# Open telemetry collector

The OpenTelemetry Collector offers a vendor-agnostic implementation to receive, process and export telemetry data. Applications instrumented with Open Telemetry SDKs can use the collector to send telemetry data to StackState (traces and metrics).

Your applications, when set up with OpenTelemetry SDKs, can use the collector to send telemetry data, like traces and metrics, straight to StackState. The collector is set up to receive this data by default via OTLP, the native open telemetry protocol. It can also receive data in other formats provided by other instrumentation SDKs like Jaeger and Zipkin for traces, and Influx and Prometheus for metrics.

Usually, the collector is running close to your application, like in the same Kubernetes cluster, making the process efficient.

For StackState integration, it's simple: StackState offers an OTLP endpoint using the gRPC protocol and uses bearer tokens for authentication.
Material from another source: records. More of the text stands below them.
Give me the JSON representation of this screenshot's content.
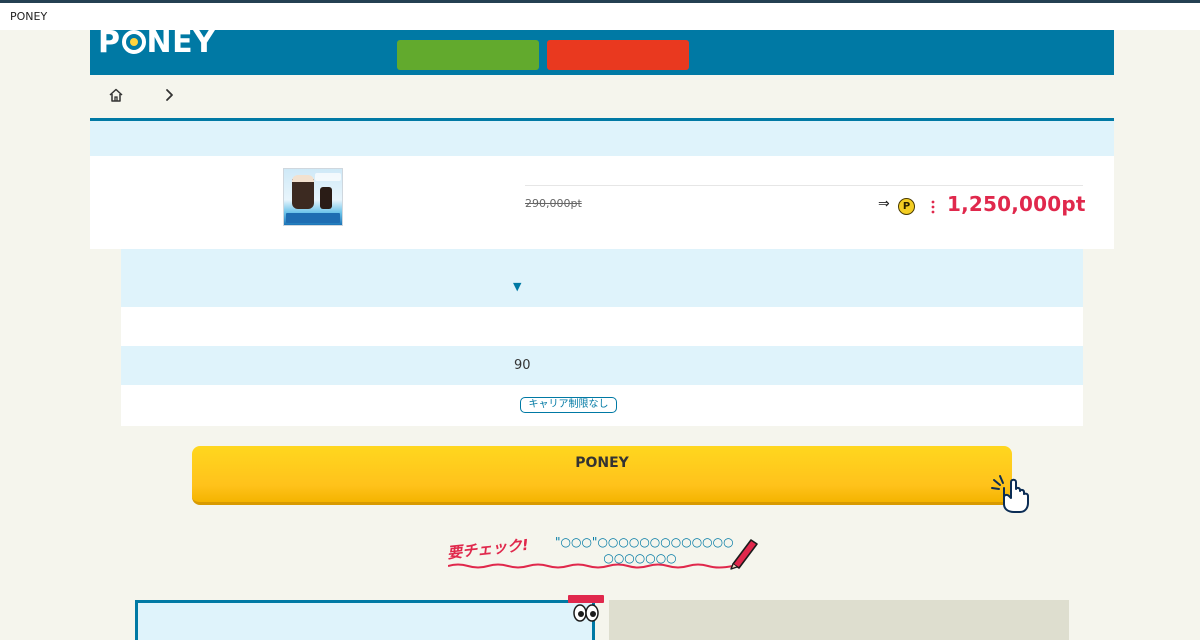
{
  "browser": {
    "tab_title": "PONEY"
  },
  "header": {
    "logo_text_1": "P",
    "logo_text_2": "NEY",
    "nav_buttons": [
      {
        "name": "register",
        "color": "#62aa2d"
      },
      {
        "name": "login",
        "color": "#e9391f"
      }
    ]
  },
  "breadcrumb": {
    "home_icon": "home-icon",
    "separator_icon": "chevron-right-icon"
  },
  "product": {
    "old_price": "290,000pt",
    "arrow": "⇒",
    "coin_icon_label": "P",
    "points": "1,250,000pt"
  },
  "details": {
    "toggle_caret": "▼",
    "count": "90",
    "carrier_badge": "キャリア制限なし"
  },
  "cta": {
    "label": "PONEY"
  },
  "check": {
    "stamp": "要チェック!",
    "line1": "\"○○○\"○○○○○○○○○○○○○",
    "line2": "○○○○○○○"
  },
  "colors": {
    "brand_blue": "#0079a4",
    "points_red": "#e0284c",
    "cta_yellow": "#ffc21b",
    "panel_blue": "#dff3fb",
    "page_bg": "#f5f5ed"
  }
}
This means configuring your OpenTelemetry collector to send data to StackState is easy and standardized.

## Pre-requisites

1. A Kubernetes cluster with an application that is [instrumented with Open Telemetry](https://archivedocs.stackstate.com/open-telemetry/languages)
2. An API key for StackState
3. Permissions to deploy the open telemetry collector in a namespace on the cluster (i.e. create resources like deployments and configmaps in a namespace). To be able to enrich the data with Kubernetes attributes permission is needed to create a [cluster role](https://github.com/open-telemetry/opentelemetry-helm-charts/blob/main/charts/opentelemetry-collector/templates/clusterrole.yaml) and role binding.
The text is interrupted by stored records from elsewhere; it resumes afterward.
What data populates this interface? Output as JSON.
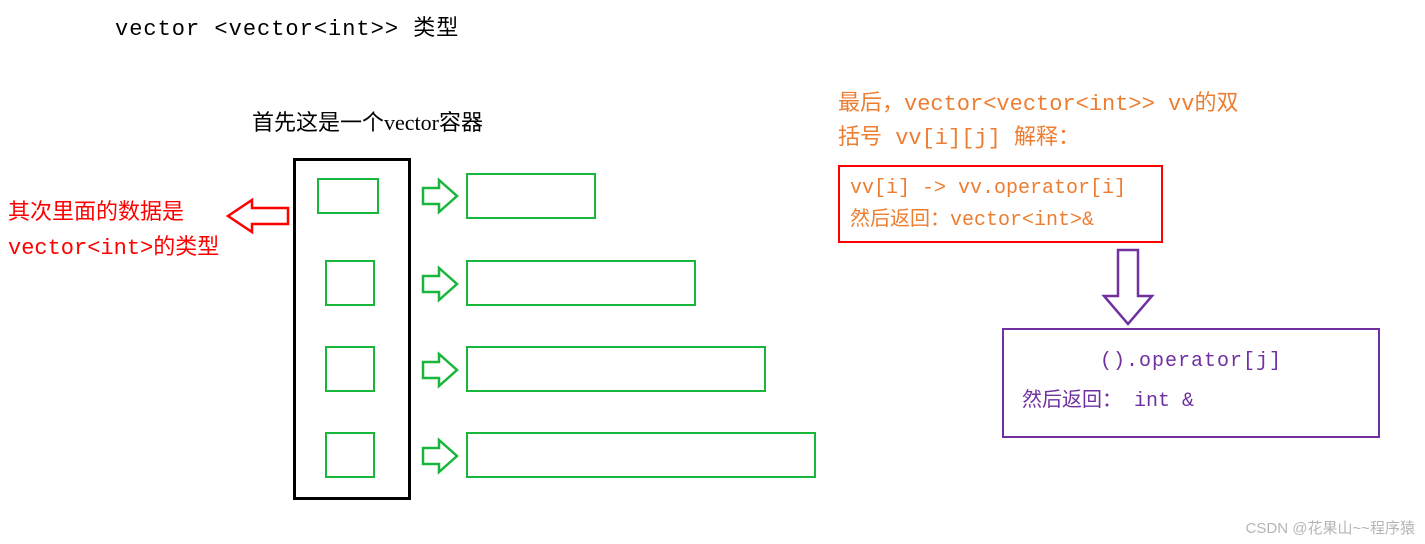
{
  "title": "vector <vector<int>> 类型",
  "subtitle": "首先这是一个vector容器",
  "left_note_line1": "其次里面的数据是",
  "left_note_line2": "vector<int>的类型",
  "orange_note_line1": "最后，vector<vector<int>>  vv的双",
  "orange_note_line2": "括号 vv[i][j] 解释：",
  "red_box_line1": "vv[i] -> vv.operator[i]",
  "red_box_line2": "然后返回：vector<int>&",
  "purple_box_line1": "().operator[j]",
  "purple_box_line2": "然后返回：  int &",
  "watermark": "CSDN @花果山~~程序猿",
  "colors": {
    "red": "#ff0000",
    "green": "#18b63b",
    "orange": "#ed7d31",
    "purple": "#7030a0"
  },
  "chart_data": {
    "type": "diagram",
    "outer_container": "black-bordered vertical box (vector<vector<int>>)",
    "rows": 4,
    "bar_widths_relative": [
      130,
      230,
      300,
      350
    ],
    "note": "Each cell inside the black box represents a vector<int> element; arrows point to green bars of increasing length representing the inner vector<int> storage."
  }
}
## Kubernetes configuration and deployment

To install and configure the collector for usage with StackState we'll use the [Open Telemetry Collector helm chart](https://opentelemetry.io/docs/kubernetes/helm/collector/) and add the configuration needed for StackState:

1. [Configure the collector](#configure-the-collector)
   1. helm chart configuration
   2. generating metrics from traces
   3. sending the data to StackState
   4. combine it all together in pipelines
2. [Create a Kubernetes secret for the StackState API key](#create-secret-for-the-api-key)
3. [Deploy the collector](#deploy-the-collector)
4. [Configure your instrumented applicatins to send telemetry to the collector](#configure-applications)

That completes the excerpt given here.